Defendant was under a further duty to yield the right of way to plaintiff. In 21 Del.C. § 4138(c), 1953, it is provided that "the driver of a vehicle upon a highway within a business or a residence district shall yield the right of way to a pedestrian crossing such highway within any clearly marked crosswalk or any regular pedestrian crossing * * *." Section 302(a) of the Motor Vehicle Laws, Traffic Regulations and Rules of Drivers, of the Street and Sewer Department of the City of Wilmington is to the same effect. Under similar statutes in a number of jurisdictions, the highest courts of those states have held that a driver approaching an intersection must yield the right of way to a pedestrian crossing at the intersection or crosswalk. Volpe v. Perruzzi, 122 N.J.L. 57, 3 A.2d 892; Legum v. State, for Use of Moran, 167 Md. 339, 173 A. 565; McDonald v. Wickstrand, 206 Wis. 58, 238 N.W. 820; Andrew v. Clements, 242 Iowa 144, 45 N.W.2d 861; Sanal v. Meador, 108 Cal. App. 2d 820, 239 P.2d 908. While this does not give a pedestrian a license to cross an intersection regardless of approaching traffic or relieve him of his duty to look out for his own safety as an ordinary prudent person would do under the circumstances, the fact that the *544 pedestrian has the right of way is a circumstance to be considered in determining whether or not the pedestrian is guilty of contributory negligence. McDonald v. Wickstrand, supra; Lord v. Austin, Mo. App., 39 S.W.2d 575; Rhinehart v. Jordan, 313 Pa. 197, 169 A. 151.

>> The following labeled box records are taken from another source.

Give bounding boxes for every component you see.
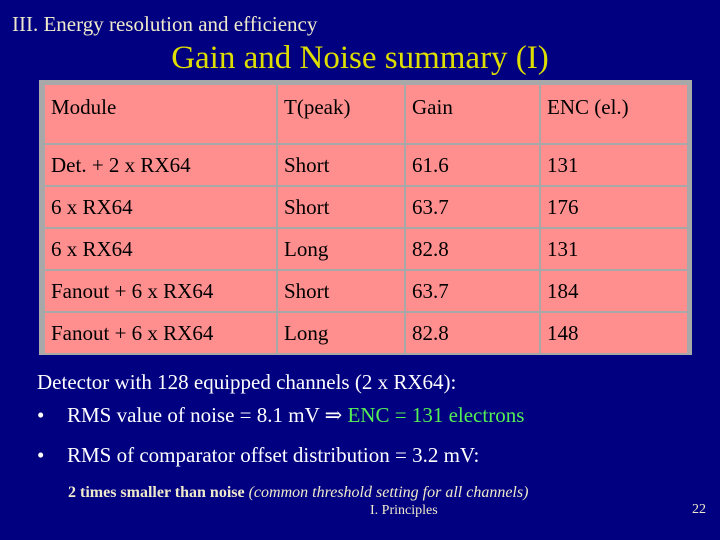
cell-enc: 176 (539, 185, 689, 229)
cell-tpeak: Short (276, 143, 406, 187)
table-row: 6 x RX64 Short 63.7 176 (43, 185, 689, 229)
header-enc: ENC (el.) (539, 83, 689, 145)
table-row: Det. + 2 x RX64 Short 61.6 131 (43, 143, 689, 187)
header-tpeak: T(peak) (276, 83, 406, 145)
header-module: Module (43, 83, 278, 145)
header-gain: Gain (404, 83, 541, 145)
cell-tpeak: Long (276, 311, 406, 355)
cell-module: 6 x RX64 (43, 185, 278, 229)
cell-gain: 63.7 (404, 185, 541, 229)
cell-module: Fanout + 6 x RX64 (43, 269, 278, 313)
cell-gain: 82.8 (404, 311, 541, 355)
table-header-row: Module T(peak) Gain ENC (el.) (43, 83, 689, 145)
cell-enc: 131 (539, 227, 689, 271)
bullet-dot-icon: • (37, 443, 45, 467)
table-row: 6 x RX64 Long 82.8 131 (43, 227, 689, 271)
bullet-comparator-text: RMS of comparator offset distribution = … (67, 443, 480, 467)
bullet-comparator: • RMS of comparator offset distribution =… (37, 443, 479, 468)
enc-result: ENC = 131 electrons (347, 403, 525, 427)
cell-module: Det. + 2 x RX64 (43, 143, 278, 187)
summary-table-frame: Module T(peak) Gain ENC (el.) Det. + 2 x… (39, 80, 692, 355)
section-title: III. Energy resolution and efficiency (12, 12, 318, 36)
cell-enc: 184 (539, 269, 689, 313)
bullet-noise: • RMS value of noise = 8.1 mV ⇒ ENC = 131… (37, 403, 524, 428)
bullet-dot-icon: • (37, 403, 45, 427)
cell-tpeak: Long (276, 227, 406, 271)
bullet-noise-text: RMS value of noise = 8.1 mV (67, 403, 320, 427)
gain-noise-table: Module T(peak) Gain ENC (el.) Det. + 2 x… (43, 83, 689, 355)
cell-tpeak: Short (276, 185, 406, 229)
cell-module: Fanout + 6 x RX64 (43, 311, 278, 355)
cell-enc: 148 (539, 311, 689, 355)
cell-gain: 61.6 (404, 143, 541, 187)
table-row: Fanout + 6 x RX64 Long 82.8 148 (43, 311, 689, 355)
detector-description: Detector with 128 equipped channels (2 x… (37, 370, 457, 394)
implies-arrow-icon: ⇒ (324, 403, 343, 427)
slide-title: Gain and Noise summary (I) (171, 40, 549, 76)
cell-tpeak: Short (276, 269, 406, 313)
cell-gain: 63.7 (404, 269, 541, 313)
note-italic-text: (common threshold setting for all channe… (248, 484, 529, 501)
threshold-note: 2 times smaller than noise (common thres… (68, 484, 528, 502)
page-number: 22 (692, 502, 706, 517)
note-bold-text: 2 times smaller than noise (68, 484, 245, 501)
cell-gain: 82.8 (404, 227, 541, 271)
footer-section-label: I. Principles (370, 503, 438, 518)
cell-module: 6 x RX64 (43, 227, 278, 271)
table-row: Fanout + 6 x RX64 Short 63.7 184 (43, 269, 689, 313)
cell-enc: 131 (539, 143, 689, 187)
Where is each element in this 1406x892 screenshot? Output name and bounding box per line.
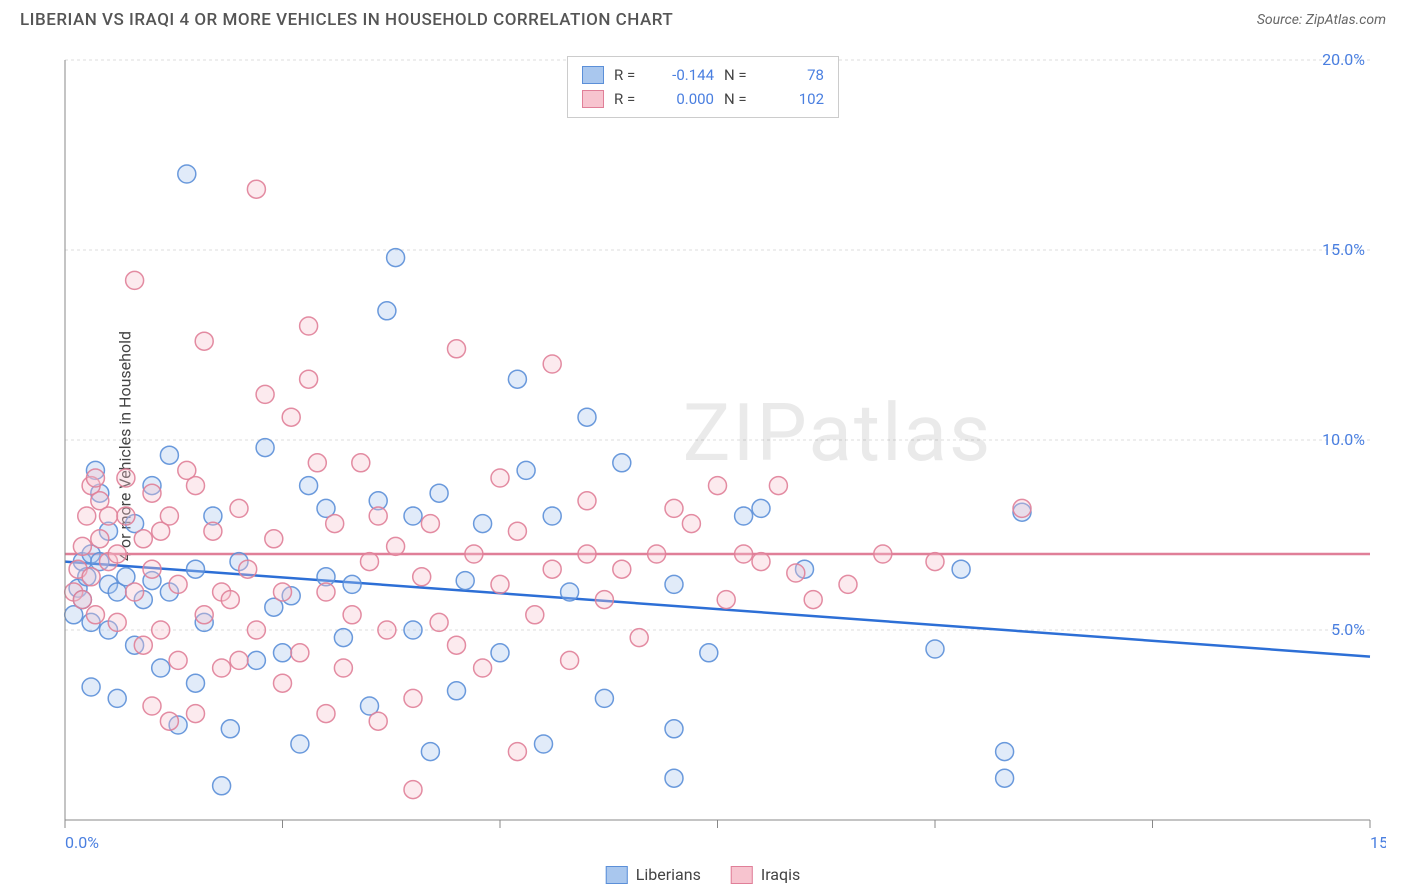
r-value-2: 0.000	[654, 87, 714, 111]
n-label: N =	[724, 87, 754, 111]
legend-item-2: Iraqis	[731, 865, 800, 884]
legend-label-2: Iraqis	[761, 865, 800, 884]
svg-text:10.0%: 10.0%	[1322, 430, 1365, 449]
n-value-1: 78	[764, 63, 824, 87]
scatter-chart: 5.0% 10.0% 15.0% 20.0% ZIPatlas 0.0% 15.0%	[50, 50, 1386, 852]
svg-text:0.0%: 0.0%	[65, 833, 99, 852]
chart-title: LIBERIAN VS IRAQI 4 OR MORE VEHICLES IN …	[20, 10, 673, 30]
swatch-iraqis-icon	[582, 90, 604, 108]
svg-text:15.0%: 15.0%	[1322, 240, 1365, 259]
swatch-iraqis-icon	[731, 866, 753, 884]
bottom-legend: Liberians Iraqis	[606, 865, 801, 884]
svg-text:ZIPatlas: ZIPatlas	[683, 386, 993, 480]
stats-row-2: R = 0.000 N = 102	[582, 87, 824, 111]
n-label: N =	[724, 63, 754, 87]
r-value-1: -0.144	[654, 63, 714, 87]
r-label: R =	[614, 63, 644, 87]
legend-label-1: Liberians	[636, 865, 701, 884]
source-label: Source: ZipAtlas.com	[1257, 12, 1386, 28]
svg-text:20.0%: 20.0%	[1322, 50, 1365, 69]
plot-container: 5.0% 10.0% 15.0% 20.0% ZIPatlas 0.0% 15.0%	[50, 50, 1386, 852]
r-label: R =	[614, 87, 644, 111]
swatch-liberians-icon	[582, 66, 604, 84]
swatch-liberians-icon	[606, 866, 628, 884]
stats-row-1: R = -0.144 N = 78	[582, 63, 824, 87]
legend-item-1: Liberians	[606, 865, 701, 884]
n-value-2: 102	[764, 87, 824, 111]
svg-text:15.0%: 15.0%	[1370, 833, 1386, 852]
stats-legend: R = -0.144 N = 78 R = 0.000 N = 102	[567, 56, 839, 118]
svg-text:5.0%: 5.0%	[1331, 620, 1365, 639]
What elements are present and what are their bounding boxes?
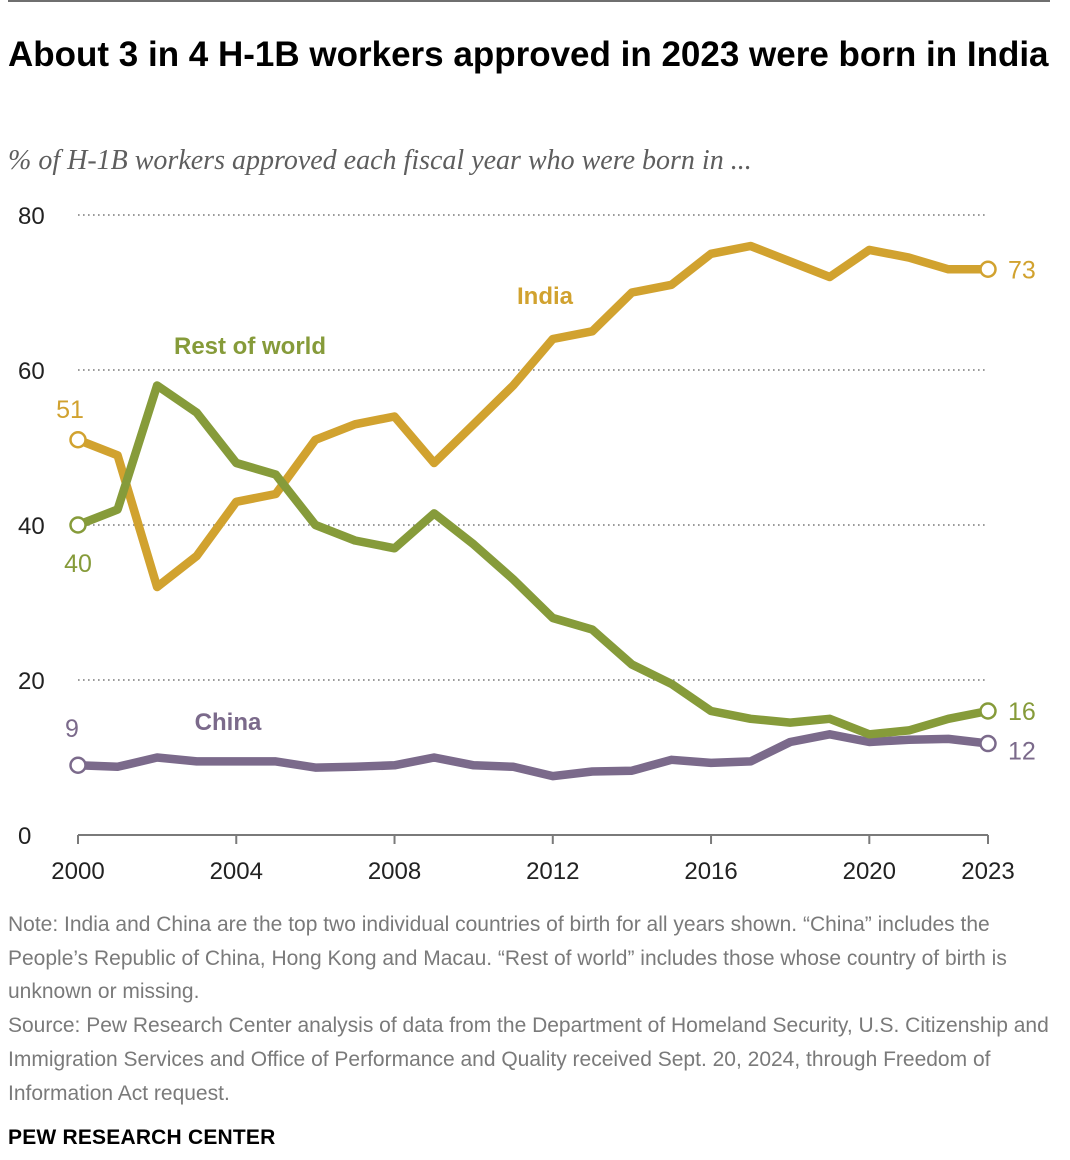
x-tick-label: 2008 <box>368 858 421 885</box>
series-label-rest-of-world: Rest of world <box>174 333 326 360</box>
x-tick-label: 2020 <box>843 858 896 885</box>
note-text: Note: India and China are the top two in… <box>8 913 1007 1004</box>
series-line-rest-of-world <box>73 381 993 739</box>
x-tick-label: 2004 <box>210 858 263 885</box>
series-label-china: China <box>195 709 262 736</box>
end-value-label-china: 12 <box>1008 738 1036 766</box>
chart-title: About 3 in 4 H-1B workers approved in 20… <box>8 35 1049 74</box>
line-chart: 2000 2004 2008 2012 2016 2020 2023 0 20 40 60 80 I… <box>18 203 1036 885</box>
series-label-india: India <box>517 283 574 310</box>
series-labels: India 51 73 Rest of world 40 16 China 9 12 <box>56 256 1036 765</box>
end-marker-india <box>979 260 997 278</box>
y-axis: 0 20 40 60 80 <box>18 203 45 850</box>
start-value-label-china: 9 <box>65 715 79 743</box>
x-axis: 2000 2004 2008 2012 2016 2020 2023 <box>51 834 1015 885</box>
series-lines <box>69 241 997 781</box>
y-tick-label: 60 <box>18 358 45 385</box>
series-line-china <box>73 730 993 781</box>
x-tick-label: 2023 <box>961 858 1014 885</box>
series-line-india <box>73 241 993 592</box>
y-tick-label: 0 <box>18 823 31 850</box>
x-tick-label: 2012 <box>526 858 579 885</box>
chart-notes: Note: India and China are the top two in… <box>8 908 1058 1110</box>
end-marker-rest-of-world <box>979 702 997 720</box>
start-value-label-rest-of-world: 40 <box>64 550 92 578</box>
y-tick-label: 80 <box>18 203 45 230</box>
start-value-label-india: 51 <box>56 396 84 424</box>
chart-subtitle: % of H-1B workers approved each fiscal y… <box>8 145 752 176</box>
source-text: Source: Pew Research Center analysis of … <box>8 1014 1049 1105</box>
end-value-label-rest-of-world: 16 <box>1008 698 1036 726</box>
brand-logo-text: PEW RESEARCH CENTER <box>8 1126 276 1149</box>
y-tick-label: 40 <box>18 513 45 540</box>
gridlines <box>78 214 985 681</box>
x-tick-label: 2000 <box>51 858 104 885</box>
end-marker-china <box>979 734 997 753</box>
start-marker-india <box>69 431 87 449</box>
start-marker-rest-of-world <box>69 516 87 534</box>
x-tick-label: 2016 <box>684 858 737 885</box>
end-value-label-india: 73 <box>1008 256 1036 284</box>
top-rule <box>8 0 1050 2</box>
start-marker-china <box>69 756 87 774</box>
y-tick-label: 20 <box>18 668 45 695</box>
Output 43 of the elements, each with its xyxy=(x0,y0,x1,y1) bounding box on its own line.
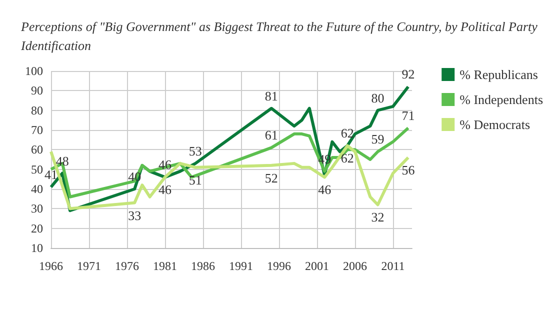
data-label: 62 xyxy=(340,126,354,141)
x-tick-label: 2001 xyxy=(305,259,329,273)
x-tick-label: 2011 xyxy=(381,259,405,273)
data-label: 32 xyxy=(371,210,384,225)
y-tick-label: 40 xyxy=(31,182,43,196)
data-label: 81 xyxy=(264,88,278,104)
data-label: 49 xyxy=(318,151,332,166)
x-tick-label: 1976 xyxy=(115,259,139,273)
legend-label: % Democrats xyxy=(460,117,530,132)
data-label: 52 xyxy=(264,170,278,186)
x-tick-label: 1971 xyxy=(77,259,101,273)
data-label: 56 xyxy=(402,162,416,178)
chart-title: Perceptions of "Big Government" as Biggest Threat to the Future of the Country, by Political Party Identification xyxy=(20,19,541,53)
data-label: 46 xyxy=(318,182,332,198)
data-label: 53 xyxy=(188,143,202,158)
data-label: 51 xyxy=(188,172,202,188)
y-tick-label: 30 xyxy=(31,202,43,216)
data-label: 59 xyxy=(371,132,384,147)
x-tick-label: 1986 xyxy=(191,259,215,273)
data-label: 92 xyxy=(402,66,415,82)
y-tick-label: 80 xyxy=(31,103,43,118)
data-label: 46 xyxy=(158,182,172,198)
data-label: 62 xyxy=(340,150,354,166)
y-tick-label: 100 xyxy=(25,64,43,78)
y-tick-label: 50 xyxy=(31,162,43,176)
data-label: 41 xyxy=(44,167,58,182)
legend-label: % Republicans xyxy=(460,67,538,82)
y-tick-label: 10 xyxy=(31,241,43,255)
x-tick-label: 2006 xyxy=(343,259,367,273)
x-tick-label: 1966 xyxy=(39,259,63,273)
y-tick-label: 90 xyxy=(31,84,43,98)
y-tick-label: 60 xyxy=(31,142,43,157)
data-label: 71 xyxy=(402,108,415,124)
data-label: 61 xyxy=(264,128,278,143)
data-label: 33 xyxy=(128,208,142,223)
data-label: 80 xyxy=(371,90,384,106)
data-label: 48 xyxy=(56,153,69,168)
y-tick-label: 20 xyxy=(31,221,43,236)
legend-label: % Independents xyxy=(460,92,543,107)
x-tick-label: 1981 xyxy=(153,259,177,273)
x-tick-label: 1996 xyxy=(267,259,291,273)
x-tick-label: 1991 xyxy=(229,259,253,273)
y-tick-label: 70 xyxy=(31,123,43,137)
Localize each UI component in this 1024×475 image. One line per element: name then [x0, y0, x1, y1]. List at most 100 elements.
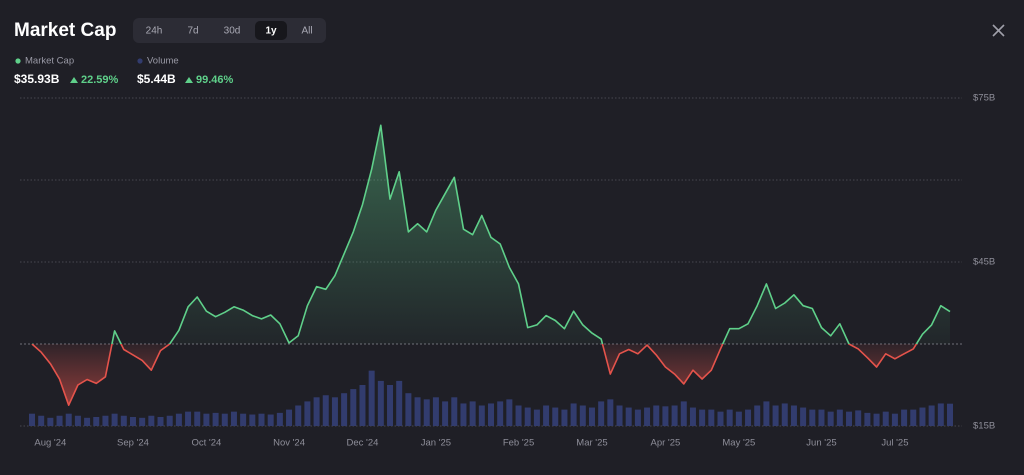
- legend-dot: [15, 58, 21, 64]
- legend-value: $5.44B: [137, 72, 176, 86]
- volume-bar: [65, 413, 72, 426]
- volume-bar: [570, 403, 577, 426]
- volume-bar: [781, 403, 788, 426]
- volume-bar: [910, 409, 917, 426]
- tab[interactable]: 1y: [265, 26, 277, 37]
- x-tick-label: Sep '24: [117, 438, 149, 449]
- market-cap-area: [32, 125, 950, 406]
- volume-bar: [111, 413, 118, 426]
- x-tick-label: Jul '25: [881, 438, 908, 449]
- volume-bar: [148, 415, 155, 426]
- volume-bar: [846, 411, 853, 426]
- volume-bar: [919, 407, 926, 426]
- volume-bar: [74, 415, 81, 426]
- volume-bar: [442, 401, 449, 426]
- volume-bar: [56, 415, 63, 426]
- volume-bar: [699, 409, 706, 426]
- volume-bar: [506, 399, 513, 426]
- y-tick-label: $45B: [973, 257, 995, 268]
- volume-bar: [405, 393, 412, 426]
- volume-bar: [901, 409, 908, 426]
- volume-bar: [552, 407, 559, 426]
- volume-bar: [460, 403, 467, 426]
- volume-bar: [497, 401, 504, 426]
- volume-bar: [249, 414, 256, 426]
- tab[interactable]: All: [301, 26, 312, 37]
- legend-change: 22.59%: [81, 74, 119, 86]
- legend-label: Volume: [147, 56, 179, 67]
- volume-bar: [414, 397, 421, 426]
- y-tick-label: $75B: [973, 93, 995, 104]
- volume-bar: [267, 414, 274, 426]
- volume-bar: [221, 413, 228, 426]
- volume-bar: [818, 409, 825, 426]
- volume-bar: [230, 411, 237, 426]
- volume-bar: [47, 417, 54, 426]
- volume-bar: [341, 393, 348, 426]
- x-tick-label: Jan '25: [421, 438, 451, 449]
- volume-bar: [120, 415, 127, 426]
- volume-bar: [543, 405, 550, 426]
- volume-bar: [598, 401, 605, 426]
- x-tick-label: Feb '25: [503, 438, 534, 449]
- volume-bar: [937, 403, 944, 426]
- up-arrow: [70, 77, 78, 83]
- volume-bar: [836, 409, 843, 426]
- legend-value: $35.93B: [14, 72, 60, 86]
- volume-bar: [524, 407, 531, 426]
- volume-bar: [671, 405, 678, 426]
- volume-bar: [368, 370, 375, 426]
- volume-bar: [855, 410, 862, 426]
- tab[interactable]: 24h: [146, 26, 163, 37]
- volume-bar: [432, 397, 439, 426]
- volume-bar: [488, 403, 494, 426]
- market-cap-line: [31, 124, 951, 406]
- close-icon[interactable]: [992, 24, 1005, 37]
- y-tick-label: $15B: [973, 421, 995, 432]
- volume-bar: [864, 412, 871, 426]
- volume-bar: [258, 413, 265, 426]
- volume-bar: [726, 409, 733, 426]
- volume-bar: [396, 380, 403, 426]
- volume-bar: [166, 415, 173, 426]
- tab[interactable]: 7d: [187, 26, 198, 37]
- volume-bar: [800, 407, 807, 426]
- volume-bar: [377, 380, 384, 426]
- volume-bar: [93, 416, 100, 426]
- volume-bar: [772, 405, 779, 426]
- tab[interactable]: 30d: [224, 26, 241, 37]
- x-tick-label: Mar '25: [576, 438, 607, 449]
- volume-bar: [873, 413, 880, 426]
- volume-bar: [662, 406, 669, 426]
- x-tick-label: Dec '24: [347, 438, 379, 449]
- volume-bar: [478, 405, 485, 426]
- legend-label: Market Cap: [25, 56, 74, 67]
- volume-bar: [240, 413, 247, 426]
- close-button[interactable]: [992, 24, 1005, 37]
- volume-bar: [295, 405, 302, 426]
- volume-bar: [607, 399, 614, 426]
- title: Market Cap: [14, 20, 116, 41]
- volume-bar: [129, 416, 136, 426]
- volume-bar: [882, 411, 889, 426]
- volume-bar: [286, 409, 293, 426]
- tab-active-bg[interactable]: [255, 21, 287, 40]
- volume-bar: [84, 417, 91, 426]
- volume-bar: [102, 415, 109, 426]
- volume-bar: [735, 411, 742, 426]
- volume-bar: [579, 405, 586, 426]
- volume-bar: [29, 413, 35, 426]
- volume-bar: [763, 401, 770, 426]
- volume-bar: [515, 405, 522, 426]
- volume-bar: [809, 409, 816, 426]
- volume-bar: [708, 409, 715, 426]
- volume-bar: [928, 405, 935, 426]
- volume-bar: [634, 409, 641, 426]
- volume-bar: [891, 413, 898, 426]
- volume-bar: [38, 415, 45, 426]
- volume-bar: [203, 413, 210, 426]
- volume-bar: [717, 411, 724, 426]
- x-tick-label: Aug '24: [34, 438, 66, 449]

Contributory negligence becomes a question of law for the court's decision only when the court is impelled to find from the facts that reasonable men can draw therefrom but one inference pointing clearly to the negligence of the plaintiff contributing to the accident. Nailor v. Maryland, D. & V. R. Co., 6 Boyce 145, 97 A. 418. In making such determination a court will, of course, view the evidence in the light most favorable to plaintiff. In this case the stop sign was with plaintiff. Therefore her right of way was superior to that of defendant approaching the intersection on Harrison Street. Snyder v. Nehila, 184 Pa. Super. 89, 132 A.2d 355. She had the right to assume that a motor vehicle proceeding on Harrison Street would stop at the stop sign and would not enter the crossing until the operator thereof could do so with safety. Newman v. Protective Motor Service Co., 298 Pa. 509, 148 A. 711. See Annotation of cases in 164 A.L.R. at page 64.

The cases relating to the duty of operators of motor vehicles and the duties of pedestrians at intersections are legion. An examination of many of these cases discloses that the liability of the parties hinges upon the peculiar circumstances of each case. A pedestrian entering a street crossing in a lawful and prudent manner is generally not bound as a matter of law to look continuously for the approach of automobiles, particularly when she has entered the intersection. Patterson Transfer Co. v. Schlugleit, 6 Cir., 252 F. 359, 164 C.C.A. 283; Harker v. Gruhl, 62 Ind.App. 177, 111 N.E. 457; Shaw v. Bolton, 122 Me. 232, 119 A. 801; Weidner v. Otter, 171 Ky. 167, 188 S.W. 335; Kupperberg v. American Druggists Syndicate, 212 App.Div. 311, 208 N.Y.S. 629; Redick v. Peterson, 99 Wash. 368, 169 P. 804. Considering the circumstances of this case that of a twelve-year-old girl crossing the intersection with a stop sign in her favor and being struck by defendant's automobile just as she was about to step on the sidewalk on the far side of the street we cannot say that plaintiff was guilty of contributory negligence as a matter of law in failing to look a third time or to continue to look as she proceeded across the intersection. In our view, that was a question for the jury to determine.

The judgment of the Superior Court is reversed and a new trial granted.